Peter Reinhart co-founded the famous Brother Juniper's Bakery in Sonoma, California, in 1981. One of the world's most respected bakers, he's since gone on to pen multiple award-winning books, including the enduring modern classic The Bread Baker's Apprentice. He now teaches at Johnson and Wales University in Charlotte, North Carolina; his next book, Bread Revolution: World-Class Baking with Sprouted and Whole Grains, Heirloom Flours, and Fresh Techniques, is forthcoming in October from Ten Speed Press.

Reinhart was in Madison recently to deliver a lecture at the UW-Madison's University Summer Forums class called "Food, Meaning, and Spirituality," taught by religious studies professor Corrie Norman.

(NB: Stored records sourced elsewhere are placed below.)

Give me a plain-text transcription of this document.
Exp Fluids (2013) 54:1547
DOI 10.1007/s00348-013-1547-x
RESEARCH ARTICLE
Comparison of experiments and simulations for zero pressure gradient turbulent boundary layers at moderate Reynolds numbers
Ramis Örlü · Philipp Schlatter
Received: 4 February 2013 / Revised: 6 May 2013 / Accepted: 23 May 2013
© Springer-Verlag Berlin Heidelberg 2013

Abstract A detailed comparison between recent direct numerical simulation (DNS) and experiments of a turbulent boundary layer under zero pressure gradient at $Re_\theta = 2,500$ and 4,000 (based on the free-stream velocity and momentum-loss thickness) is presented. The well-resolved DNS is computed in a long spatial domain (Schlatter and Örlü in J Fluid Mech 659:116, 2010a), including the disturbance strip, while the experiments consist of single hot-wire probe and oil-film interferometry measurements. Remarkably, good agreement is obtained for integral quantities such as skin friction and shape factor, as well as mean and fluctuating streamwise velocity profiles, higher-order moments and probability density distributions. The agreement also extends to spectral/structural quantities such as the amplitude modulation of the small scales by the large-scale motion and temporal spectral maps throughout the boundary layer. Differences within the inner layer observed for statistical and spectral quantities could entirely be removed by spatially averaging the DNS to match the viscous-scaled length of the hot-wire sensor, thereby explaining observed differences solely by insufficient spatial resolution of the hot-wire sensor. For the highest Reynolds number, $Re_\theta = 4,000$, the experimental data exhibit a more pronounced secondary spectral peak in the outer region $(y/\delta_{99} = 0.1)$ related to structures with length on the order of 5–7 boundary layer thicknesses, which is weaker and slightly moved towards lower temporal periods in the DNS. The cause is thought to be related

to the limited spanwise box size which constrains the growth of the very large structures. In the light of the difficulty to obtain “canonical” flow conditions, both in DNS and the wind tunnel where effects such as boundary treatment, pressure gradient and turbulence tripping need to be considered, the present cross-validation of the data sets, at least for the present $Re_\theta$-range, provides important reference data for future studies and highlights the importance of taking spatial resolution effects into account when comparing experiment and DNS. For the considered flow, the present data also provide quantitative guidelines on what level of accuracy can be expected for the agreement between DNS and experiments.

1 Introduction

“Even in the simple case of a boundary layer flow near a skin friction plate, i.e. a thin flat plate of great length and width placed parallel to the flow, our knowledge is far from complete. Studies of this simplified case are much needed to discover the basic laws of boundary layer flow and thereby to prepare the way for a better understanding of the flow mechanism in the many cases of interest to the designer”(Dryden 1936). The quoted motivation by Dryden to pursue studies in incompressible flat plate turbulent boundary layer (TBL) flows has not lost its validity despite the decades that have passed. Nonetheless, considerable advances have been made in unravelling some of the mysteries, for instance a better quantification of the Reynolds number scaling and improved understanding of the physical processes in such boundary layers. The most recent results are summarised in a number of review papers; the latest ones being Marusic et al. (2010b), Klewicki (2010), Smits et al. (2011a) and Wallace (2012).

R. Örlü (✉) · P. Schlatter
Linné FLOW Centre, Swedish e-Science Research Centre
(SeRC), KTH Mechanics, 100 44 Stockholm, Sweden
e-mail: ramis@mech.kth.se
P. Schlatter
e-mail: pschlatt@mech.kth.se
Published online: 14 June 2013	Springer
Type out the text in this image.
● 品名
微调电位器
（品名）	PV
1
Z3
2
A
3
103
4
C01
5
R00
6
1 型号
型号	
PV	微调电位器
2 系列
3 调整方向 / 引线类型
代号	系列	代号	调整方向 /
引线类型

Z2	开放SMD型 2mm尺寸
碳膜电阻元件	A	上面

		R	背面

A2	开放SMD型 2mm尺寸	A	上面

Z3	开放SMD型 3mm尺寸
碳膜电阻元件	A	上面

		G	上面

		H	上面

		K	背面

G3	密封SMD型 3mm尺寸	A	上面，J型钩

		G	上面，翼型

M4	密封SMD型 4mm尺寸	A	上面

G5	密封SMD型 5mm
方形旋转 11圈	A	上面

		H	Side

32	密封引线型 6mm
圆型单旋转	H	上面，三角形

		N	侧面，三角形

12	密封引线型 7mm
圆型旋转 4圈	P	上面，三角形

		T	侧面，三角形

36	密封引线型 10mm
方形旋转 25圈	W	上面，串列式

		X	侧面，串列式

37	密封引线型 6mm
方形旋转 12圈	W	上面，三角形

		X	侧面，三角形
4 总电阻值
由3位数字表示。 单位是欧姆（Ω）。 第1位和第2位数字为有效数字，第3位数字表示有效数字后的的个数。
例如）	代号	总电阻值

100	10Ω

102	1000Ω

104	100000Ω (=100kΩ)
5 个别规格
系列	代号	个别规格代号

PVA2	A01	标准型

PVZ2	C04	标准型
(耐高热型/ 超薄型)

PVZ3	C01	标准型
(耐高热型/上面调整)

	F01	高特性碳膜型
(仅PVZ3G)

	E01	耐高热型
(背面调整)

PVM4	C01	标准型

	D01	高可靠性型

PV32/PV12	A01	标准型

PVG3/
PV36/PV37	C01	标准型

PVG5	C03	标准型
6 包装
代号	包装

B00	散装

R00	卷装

In the class, community members and students investigate the intersection of food and faith through film, literature and hands-on activities.

Isthmus spoke with Reinhart in conjunction with his Madison appearance.

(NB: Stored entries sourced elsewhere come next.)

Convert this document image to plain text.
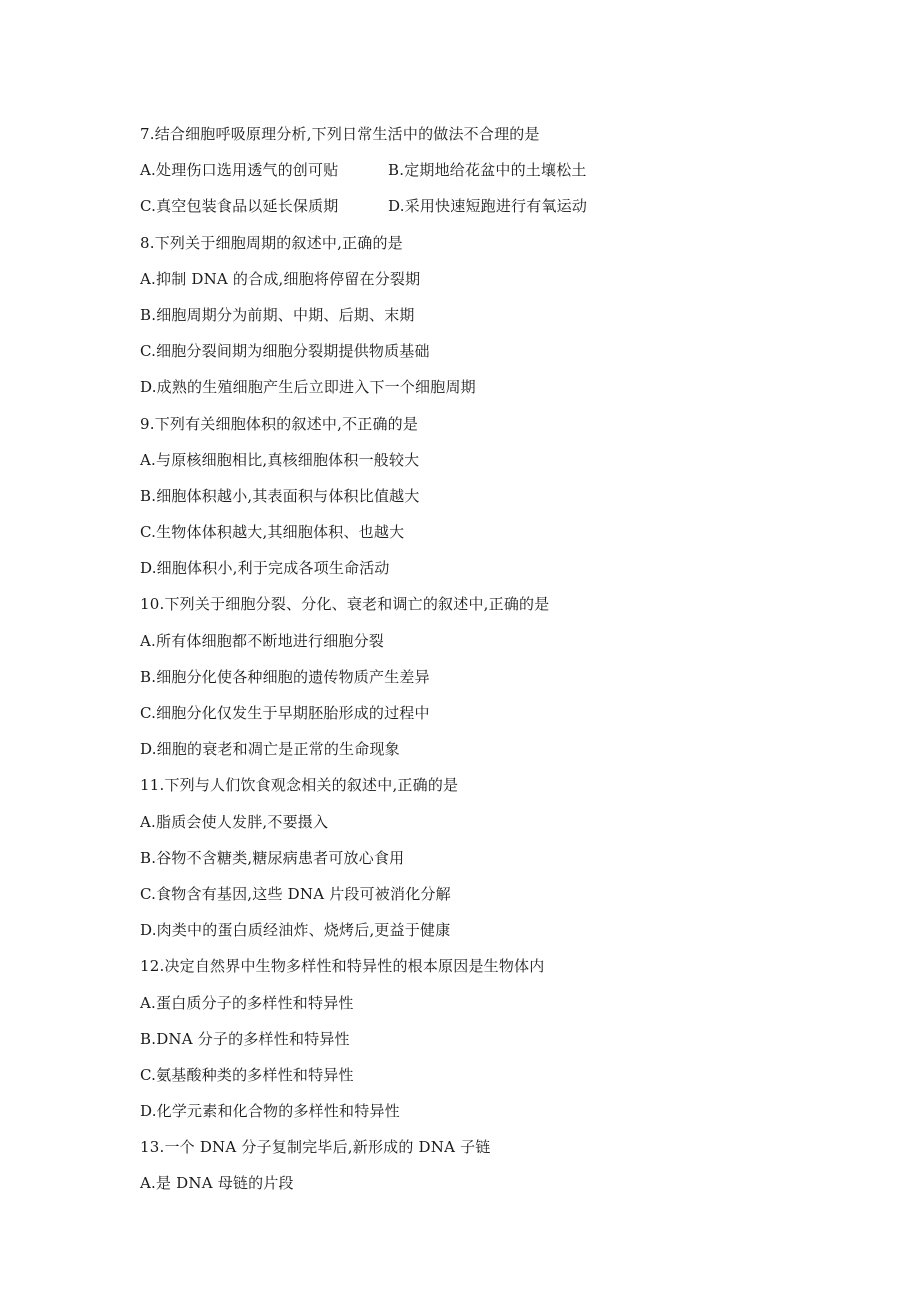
7.结合细胞呼吸原理分析,下列日常生活中的做法不合理的是
A.处理伤口选用透气的创可贴	B.定期地给花盆中的土壤松土
C.真空包装食品以延长保质期	D.采用快速短跑进行有氧运动
8.下列关于细胞周期的叙述中,正确的是
A.抑制 DNA 的合成,细胞将停留在分裂期
B.细胞周期分为前期、中期、后期、末期
C.细胞分裂间期为细胞分裂期提供物质基础
D.成熟的生殖细胞产生后立即进入下一个细胞周期
9.下列有关细胞体积的叙述中,不正确的是
A.与原核细胞相比,真核细胞体积一般较大
B.细胞体积越小,其表面积与体积比值越大
C.生物体体积越大,其细胞体积、也越大
D.细胞体积小,利于完成各项生命活动
10.下列关于细胞分裂、分化、衰老和调亡的叙述中,正确的是
A.所有体细胞都不断地进行细胞分裂
B.细胞分化使各种细胞的遗传物质产生差异
C.细胞分化仅发生于早期胚胎形成的过程中
D.细胞的衰老和凋亡是正常的生命现象
11.下列与人们饮食观念相关的叙述中,正确的是
A.脂质会使人发胖,不要摄入
B.谷物不含糖类,糖尿病患者可放心食用
C.食物含有基因,这些 DNA 片段可被消化分解
D.肉类中的蛋白质经油炸、烧烤后,更益于健康
12.决定自然界中生物多样性和特异性的根本原因是生物体内
A.蛋白质分子的多样性和特异性
B.DNA 分子的多样性和特异性
C.氨基酸种类的多样性和特异性
D.化学元素和化合物的多样性和特异性
13.一个 DNA 分子复制完毕后,新形成的 DNA 子链
A.是 DNA 母链的片段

Isthmus: How has the gluten-free craze or the Paleo diet affected bread making?
Reinhart: I've been reading some books on historical cycles and this phenomenon is not new; periodically bread comes under attack. And the response has usually been that bakers start making better breads. Every time we go through one of these cycles, something really good comes out of it.

One thing that came out of the carb phobia of the '90s was that people realized that carbs were a much bigger issue than had been imagined. The understanding of how carbs work in our bodies has taken a quantum leap. In 2003, we had a conference and the question that dominated it was, "Is bread dead?" My answer at that time was "Look, bread has been around for 6,000 years; I don’t think it's going away. But here's an opportunity to bring whole grains back." And sure enough, in the last ten years whole grains have come back.

The bakers themselves had to learn to make better whole grain breads. The Bread Bakers Guild of America has been bringing in European masters and sharing the techniques that make European breads so great. And they've been training a whole new generation of American bakers to compete against the European bakers in world competitions. We're winning these competitions now.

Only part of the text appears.